Sharpe’s online nickname, “Hotep Jesus,” is a nod to “hoteps,” a right-wing black subculture that preaches black empowerment but is often accused of being misogynistic and homophobic. Sharpe shot to prominence in broader conservative media in April, when Fox News and other conservative media outlets publicized a video of him pranking Starbucks employees by demanding free coffee as a form of reparations.
Sharpe is also a frequent user of a number of anti-Semitic dog whistles online. In August 2017, Sharpe tweeted that the term “Holocaust denier” was “created to hide the truth.” He even deploys the triple-parentheses favored by white supremacists as a way to denote Jewishness.
“People in power is always (((them))),” Sharpe has tweeted.
Sharpe has also praised members of the racist alt right. While a black man praising white supremacists might seem surprising, Sharpe and the alt right appear to have found common ground in their anti-Semitism.
“Alt right isn’t afraid to call out the Jews and their implications in the destruction of the black community in America,” Sharpe said in a February 2017 video. “It’s just the truth. You can’t call me anti-Semitic if it’s the truth.”
In March 2017, Sharpe appeared on Red Ice TV, an alt right online radio show, where he praised the alt right’s potential to “unlock minds.”
In the interview, Sharpe addressed a black audience and warned them about Jews.
“Jews do not like you,” Sharpe said. “They hate you. They think you are shit.”
Sharpe has kept up his attacks on Jews in 2018, although he’s started to become more cryptic as he faces the prospect of mainstream conservative success. For example, Sharpe often refers to supposed Jewish conspiracies as the “Jutang clan,” combining reference to the Wu-Tang Clan rap group with his own anti-Semitic conspiracy theories.
“Trump don’t run America. He’s just a figure head. Jutang run America,” Sharpe tweeted in March.
Referring to the “Jutang clan,” Sharpe has blamed Jews for pornography, the deaths of two of Bill Cosby’s children, the murder of John F. Kennedy Jr., and even the success of trash-talking Instagram rapper Bhad Bhabie.
“I know Jutang run everything around us cuz everybody get silent when they brought up or come to their defense,” Sharpe tweeted.
Sharpe continued attacking Jews even after being embraced by Turning Point. On July 19, Sharpe reacted to credit card payment processors cutting off the funding streams for a right-wing Patreon competitor by tweeting that “Jutang Clan ain’t nothing to f*ck wit!”

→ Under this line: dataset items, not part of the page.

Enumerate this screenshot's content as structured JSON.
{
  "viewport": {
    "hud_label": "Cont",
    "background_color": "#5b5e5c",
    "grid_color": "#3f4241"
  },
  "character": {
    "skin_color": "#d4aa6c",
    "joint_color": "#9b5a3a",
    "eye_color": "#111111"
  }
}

Turning Point, which is staunchly pro-Israel, didn’t respond to requests for comment about its relationship with Sharpe. Sharpe declined to comment, and deleted many of his tweets about Jews shortly after The Daily Beast contacted him.
Sharpe also frequently pushes other conspiracy theories, including the idea that the 9/11 attacks were perpetrated by the United States. He’s claimed that eating soy makes a person gay and that gay rights is a population-control scheme meant to “destabilize the black family.” Sharpe has also promoted the Pizzagate conspiracy theory on Twitter, claiming on July 20 that Democrats want to “traffic kids with little resistance for their sick #PizzaGate rings.”

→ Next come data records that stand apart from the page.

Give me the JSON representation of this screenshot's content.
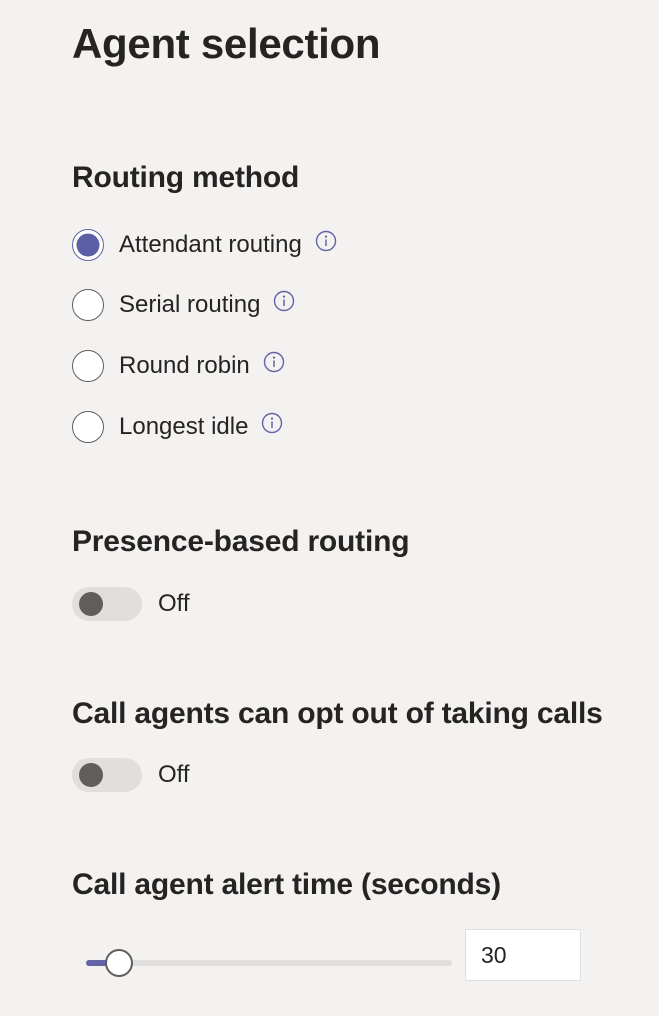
{
  "page_title": "Agent selection",
  "routing_method": {
    "title": "Routing method",
    "selected": "Attendant routing",
    "options": [
      {
        "label": "Attendant routing",
        "checked": true,
        "info_icon": "info-icon"
      },
      {
        "label": "Serial routing",
        "checked": false,
        "info_icon": "info-icon"
      },
      {
        "label": "Round robin",
        "checked": false,
        "info_icon": "info-icon"
      },
      {
        "label": "Longest idle",
        "checked": false,
        "info_icon": "info-icon"
      }
    ]
  },
  "presence_routing": {
    "title": "Presence-based routing",
    "state": "Off",
    "on": false
  },
  "opt_out": {
    "title": "Call agents can opt out of taking calls",
    "state": "Off",
    "on": false
  },
  "alert_time": {
    "title": "Call agent alert time (seconds)",
    "value": "30",
    "slider_fraction": 0.09
  },
  "colors": {
    "accent": "#6264a7",
    "background": "#f3f2f1",
    "text": "#252423",
    "toggle_off_track": "#e1dfdd",
    "toggle_off_knob": "#605e5c"
  }
}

Sharpe’s anti-Semitic comments aren’t a secret, raising questions about why Turning Point and Kirk have been so friendly with Sharpe. Right Wing Watch reported on Sharpe’s appearance on the alt right “Red Ice” show in April, two months before Turning Point hosted him in Arizona.
So far, though, Sharpe attacks on Jews haven’t held back his career. At the Arizona retreat, Sharpe declared that Kirk, a white 24-year-old, has “street cred.”
“He’s certified in the streets,” Sharpe said. “Hotep Jesus says so.”